On Monday, October 1, the GOP threw an “anti-Obamacare” wrench into the gears of the U.S. federal machine causing a government shutdown. The Senate is standing divided over the issues of universal healthcare and the Federal Budget, and domestic businesses are hoping to see a resolution before witnessing the repercussions of the shutdown. Aerospace manufacturer Boeing looks at the month ahead with an eye of discontent. With the omnipresent veil of the government shutdown and potential intrusion within commodity markets by the Federal Reserve, Boeing faces possible pitfalls in the weeks ahead.

Early last month, Boeing showcased its new version of its flagship airplane the 787-9 Dreamliner in efforts to compete with rival Airbus’s A350-800. The upgraded version of the 787 offers 38 more seats, and an expanded range of 8,478 nautical miles. Although the new 787-9 is ready for production, the Federal Aviation Administration (FAA) must certify the planes before Boeing is able to commence production. According to Bloomberg, on Tuesday morning approximately 15,000 Federal Aviation Administration employees were furloughed, among them were the 2,800 safety inspectors needed to approve the new 787-9. Shortly after, the FAA released a statement stating that all aircraft certification will be postponed.

If the government shutdown is to continue through mid-October, the March 2014 delivery dates of the 787-9 could be pushed back for the 5th time in the Dreamliner’s brief history, according to USA Today. News of delays could weaken Boeing consumer confidence within the aerospace market, and benefit French rival Airbus.

Boeing is not only facing possible pitfalls from the inactivity of government, but also from government interference. After much scrutiny from government regulators, the Federal Reserve is now reviewing the role that banks play in the commodities market.
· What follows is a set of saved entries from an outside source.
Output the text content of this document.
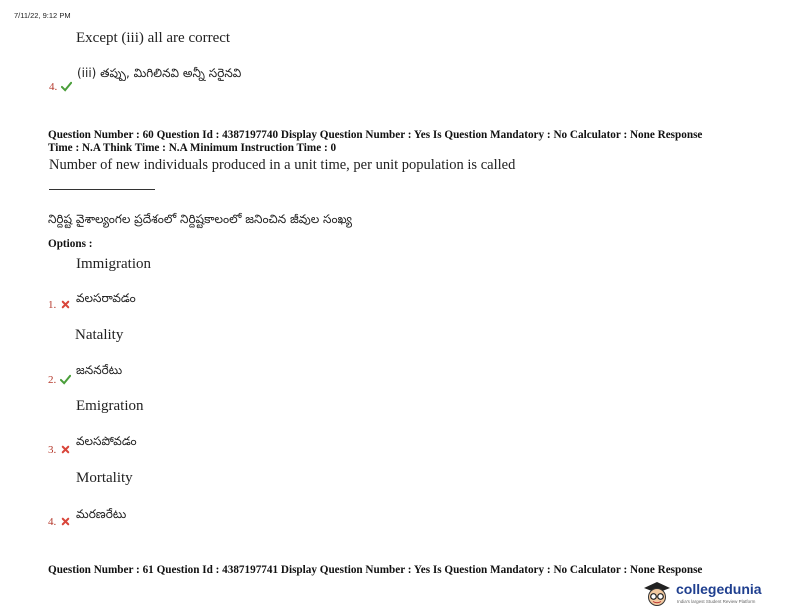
7/11/22, 9:12 PM
Except (iii) all are correct
4.
(iii) తప్పు, మిగిలినవి అన్నీ సరైనవి
Question Number : 60 Question Id : 4387197740 Display Question Number : Yes Is Question Mandatory : No Calculator : None Response
Time : N.A Think Time : N.A Minimum Instruction Time : 0
Number of new individuals produced in a unit time, per unit population is called
నిర్దిష్ట వైశాల్యంగల ప్రదేశంలో నిర్దిష్టకాలంలో జనించిన జీవుల సంఖ్య
Options :
Immigration
1.	వలసరావడం
Natality
2.
జననరేటు
Emigration
3.
వలసపోవడం
Mortality
4.
మరణరేటు
Question Number : 61 Question Id : 4387197741 Display Question Number : Yes Is Question Mandatory : No Calculator : None Response
collegedunia
India's largest Student Review Platform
Businessweek states that in 1999 the Gramm-Leach-Bliley Act was enacted, allowing banks to invest freely in physical commodities. Those looking to reverse the bill argue that Wall Street has gained too much power over vital aspects of commodity infrastructure that could affect the economy when managed improperly.

In an attempt to sway lawmakers against the reversal, a group of corporations, including Boeing, issued a letter warning the Federal Reserve. The letter urged lawmakers to consider the positive affects that financial institutions have had on dampening the volatility of commodities. The involvement of financial institutions in physical commodities has also eliminated businesses to need capital for storing raw materials.

If the Senate subcommittee overseeing the case rules in favor of limiting Wall Street’s involvement in the commodities market, commodity prices could rise hindering the domestic aerospace manufacturing industry. With U.S. furloughs and the possible reversal of the Gramm-Leach-Bliley Act, Boeing could stand to lose a segment of its market share to nemesis Airbus.